'Women Who Code' CEO Paints Better Tech Pic
Alaina Percival, the CEO of Women Who Code, knows the tech industry is a wonderful place for women, and her goal is to make sure others know it too -- starting with changing the oft-reported notion that it's still a boys club or a hostile environment for women.
That's part of the reason she took on the top job at Women Who Code, a non-profit group focused on advancing women in their careers in the tech industry. The organization has more than 50,000 members in 20 countries and hosts ongoing events in 60 cities. These are events to connect women, help them build leadership skills and develop their programming skills -- and it's also to show them they are not alone.
"You are often on a team of 30 and there are two women, so we help with building your support network and making sure women feel that they belong," Percival says. "There are a lot of fantastic, talented women that are like you and different from you that are in the industry as well."
Highlighting the success of other women is important as a recent Women Who Code survey suggested women still feel they aren't many strong female role models for them in the tech field. And, they also report that they suffer from a lack of confidence as they progress in their careers. (See Women in Tech Need Role Models, Confidence.)
Percival caught up with Women in Comms to share more about the survey results, as well as why she's convinced the tech industry is good -- and getting better -- for women.
Women in Comms: Tell us your personal story.
Alaina Percival: I came from the footwear industry, so this was a shift. When I moved to Silicon Valley, I was learning to code and working to transition my career. I had a good amount of success in footwear, but it didn't translate well to working in a small startup, which was my goal. So I learned new skills like coding and going to community events. I fell in love with spending time with smart women excited about technology and seeing the career successes coming about as a result of being involved with the community. For example, a woman came up to me last year -- we'd been around for awhile, and she said she was going to a Women Who Code event. Today, she's a senior data scientist and she was being flown across the country. She said she wouldn't be in this career had it not been for Women Who Code. I love collecting amazing stories for our women and leaders.

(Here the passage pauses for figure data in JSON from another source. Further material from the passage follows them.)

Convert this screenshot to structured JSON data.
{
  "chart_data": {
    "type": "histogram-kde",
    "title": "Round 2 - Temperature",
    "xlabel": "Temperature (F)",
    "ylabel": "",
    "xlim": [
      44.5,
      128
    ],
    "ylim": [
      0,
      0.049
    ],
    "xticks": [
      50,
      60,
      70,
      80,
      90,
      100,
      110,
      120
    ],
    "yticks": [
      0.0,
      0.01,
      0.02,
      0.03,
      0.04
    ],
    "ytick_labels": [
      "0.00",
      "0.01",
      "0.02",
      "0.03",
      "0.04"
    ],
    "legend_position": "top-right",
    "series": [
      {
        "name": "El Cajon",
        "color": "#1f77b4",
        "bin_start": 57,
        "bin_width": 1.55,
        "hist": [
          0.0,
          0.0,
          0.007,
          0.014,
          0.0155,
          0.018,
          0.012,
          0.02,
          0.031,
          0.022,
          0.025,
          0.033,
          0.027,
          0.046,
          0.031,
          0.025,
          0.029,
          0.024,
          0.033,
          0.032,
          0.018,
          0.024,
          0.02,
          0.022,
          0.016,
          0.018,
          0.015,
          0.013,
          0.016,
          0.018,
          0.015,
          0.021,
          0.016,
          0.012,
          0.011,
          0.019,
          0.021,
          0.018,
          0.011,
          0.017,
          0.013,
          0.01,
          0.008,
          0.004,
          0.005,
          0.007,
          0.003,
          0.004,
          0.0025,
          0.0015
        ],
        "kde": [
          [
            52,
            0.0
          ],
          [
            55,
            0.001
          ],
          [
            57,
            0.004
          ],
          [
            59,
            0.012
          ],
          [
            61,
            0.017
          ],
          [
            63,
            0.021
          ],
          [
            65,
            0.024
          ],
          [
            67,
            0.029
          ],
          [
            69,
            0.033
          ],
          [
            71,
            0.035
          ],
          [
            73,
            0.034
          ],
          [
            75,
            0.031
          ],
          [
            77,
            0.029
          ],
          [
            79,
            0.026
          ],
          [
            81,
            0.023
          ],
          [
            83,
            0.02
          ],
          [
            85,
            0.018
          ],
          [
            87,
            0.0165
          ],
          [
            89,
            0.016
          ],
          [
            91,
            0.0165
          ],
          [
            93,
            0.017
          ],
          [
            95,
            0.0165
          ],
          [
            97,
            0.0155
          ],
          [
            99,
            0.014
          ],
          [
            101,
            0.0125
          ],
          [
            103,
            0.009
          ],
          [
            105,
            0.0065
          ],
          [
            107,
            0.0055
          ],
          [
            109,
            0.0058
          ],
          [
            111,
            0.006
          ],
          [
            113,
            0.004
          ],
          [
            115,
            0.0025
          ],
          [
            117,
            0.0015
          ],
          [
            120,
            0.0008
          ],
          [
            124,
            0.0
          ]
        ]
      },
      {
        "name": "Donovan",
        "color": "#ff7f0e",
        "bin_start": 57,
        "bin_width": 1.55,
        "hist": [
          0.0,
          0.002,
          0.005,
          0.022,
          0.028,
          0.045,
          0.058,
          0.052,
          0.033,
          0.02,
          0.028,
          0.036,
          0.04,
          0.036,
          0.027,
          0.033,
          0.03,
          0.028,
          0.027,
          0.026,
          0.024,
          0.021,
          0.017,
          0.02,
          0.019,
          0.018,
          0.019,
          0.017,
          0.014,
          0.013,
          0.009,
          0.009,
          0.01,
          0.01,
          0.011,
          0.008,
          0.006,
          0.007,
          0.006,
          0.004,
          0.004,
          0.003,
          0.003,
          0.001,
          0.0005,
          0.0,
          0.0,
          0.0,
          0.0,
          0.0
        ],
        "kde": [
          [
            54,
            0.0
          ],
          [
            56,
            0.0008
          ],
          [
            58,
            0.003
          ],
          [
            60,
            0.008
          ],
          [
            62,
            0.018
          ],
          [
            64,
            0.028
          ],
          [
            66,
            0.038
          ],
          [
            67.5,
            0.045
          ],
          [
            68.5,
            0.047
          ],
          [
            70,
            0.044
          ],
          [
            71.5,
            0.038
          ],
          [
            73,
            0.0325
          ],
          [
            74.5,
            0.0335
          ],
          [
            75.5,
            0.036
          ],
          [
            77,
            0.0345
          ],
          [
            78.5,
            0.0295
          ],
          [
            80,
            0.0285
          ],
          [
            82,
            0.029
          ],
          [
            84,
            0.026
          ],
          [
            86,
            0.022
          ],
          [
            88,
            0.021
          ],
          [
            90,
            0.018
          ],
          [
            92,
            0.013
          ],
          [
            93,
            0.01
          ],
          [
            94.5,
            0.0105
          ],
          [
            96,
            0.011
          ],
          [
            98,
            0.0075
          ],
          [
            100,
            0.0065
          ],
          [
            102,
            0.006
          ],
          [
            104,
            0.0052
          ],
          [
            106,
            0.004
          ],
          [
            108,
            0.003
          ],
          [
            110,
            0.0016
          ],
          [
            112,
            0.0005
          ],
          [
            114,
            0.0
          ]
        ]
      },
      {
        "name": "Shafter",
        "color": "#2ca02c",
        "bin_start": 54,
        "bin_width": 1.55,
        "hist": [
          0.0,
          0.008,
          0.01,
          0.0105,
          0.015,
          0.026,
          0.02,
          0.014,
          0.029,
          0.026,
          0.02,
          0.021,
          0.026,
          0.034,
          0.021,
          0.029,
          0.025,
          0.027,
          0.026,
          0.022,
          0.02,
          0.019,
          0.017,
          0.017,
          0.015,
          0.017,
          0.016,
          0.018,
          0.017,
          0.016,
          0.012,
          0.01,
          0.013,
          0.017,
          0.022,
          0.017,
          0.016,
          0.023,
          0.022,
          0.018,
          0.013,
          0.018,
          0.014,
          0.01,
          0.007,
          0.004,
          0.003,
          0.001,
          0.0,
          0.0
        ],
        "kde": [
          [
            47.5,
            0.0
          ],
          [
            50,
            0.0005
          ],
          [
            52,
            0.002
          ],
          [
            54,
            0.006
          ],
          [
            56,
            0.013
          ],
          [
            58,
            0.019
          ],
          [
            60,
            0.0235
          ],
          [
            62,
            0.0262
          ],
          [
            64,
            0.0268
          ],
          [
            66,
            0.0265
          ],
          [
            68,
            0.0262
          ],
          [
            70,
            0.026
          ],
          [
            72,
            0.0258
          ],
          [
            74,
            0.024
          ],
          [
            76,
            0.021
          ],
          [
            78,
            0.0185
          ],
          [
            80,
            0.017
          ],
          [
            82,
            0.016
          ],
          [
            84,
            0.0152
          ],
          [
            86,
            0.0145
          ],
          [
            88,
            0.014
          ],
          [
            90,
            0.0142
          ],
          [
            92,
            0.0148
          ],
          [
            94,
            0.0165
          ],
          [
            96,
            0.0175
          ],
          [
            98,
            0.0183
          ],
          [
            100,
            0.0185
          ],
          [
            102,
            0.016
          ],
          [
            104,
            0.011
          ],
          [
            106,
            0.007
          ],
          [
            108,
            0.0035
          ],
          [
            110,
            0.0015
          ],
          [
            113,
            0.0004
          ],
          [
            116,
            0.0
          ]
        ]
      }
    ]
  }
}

It's just about, one, learning new skills and, two, making things more accessible so women realize it's a great a place for them. I joined in August 2011 when it was just getting started. I filed for the 501c3 at the end of 2013 and defined the mission around women in their careers, primarily because I was working with CTOs and VPs of engineering and saw that fewer than 5% were women. In the media, there was a lot of conversation around getting girls into tech and teaching women to code. I was spending a lot of time with really smart women in the tech industry who were awesome and saw some threat if we were focusing on two parts of the funnel and not the third. That could make it worse if women were perceived as junior. If they are leaving the industry, these girls and young women learning could come into an industry that was not better and potentially be worse. By focusing on all three parts -- improving the pipeline with new searches, young women and women staying in their careers and making it into leadership roles, it means that when girls enter their career in five to ten years, they are entering the workforce with women to come before them.
WiC: Do you think the situation for women in tech is improving, or is the industry still losing too many women along the chain of command?
AP: It's definitely getting better. The numbers are slowly but surely getting better, but what we need to really see is the long-term impact of women staying in their careers in tech throughout the lifetime of the career. It's 30 years, not something you see overnight to see them make it into the exec level positions and see an increase of women CTOS, CIOs, VCs and founders -- the top of the funnel. It takes a career to get to those positions.
WiC: In your recent survey, female respondents showed a lack of interest in startups. Why do you think that is?
AP: I don't think there's an aversion to startups. What I have seen both in the data and within the community is women will sometimes gravitate towards the more stable, larger organizations and maybe that's because they are able to provide some of the value they need. It's also the stigma and death by a thousand cuts happens at a slightly more rapid pace there on really small teams where you don't have an HR organization yet, and you're less likely to have the strong support a big organization can give you. There's a huge opportunity, and we want to see more women going into startups and founding them. That's a lot of the spirit of the tech industry.
WiC: What is your biggest piece of personal advice for women in the industry?
AP: Come to Women Who Code events, subscribe to Code Review to get access to conferences and things like that and find a community that's supportive of you. The less self-serving side but general advice is figure out a goal for your next step and a more future goal. It's okay if you change your mind, but start taking the steps to be that today. If you're going to be a leader in ten years, it doesn't mean you can't start doing the things a leader will do today.
WiC: What else can the industry do to make it a better place for women in the coming years?
AP: I think the important thing is painting what a wonderful industry it is, because in the media, they often have to go for the most clicks, so they go for a very dramatic, negative headline. I think really telling the great stories here and showing what a wonderful industry this is to work in is very important. It's certainly something we're dedicated to. Yes, it can get better, but we know it's a wonderful industry for women to be in. As more women are in it and succeeding in it and leading it, it'll only be better. That's certainly the direction we are going.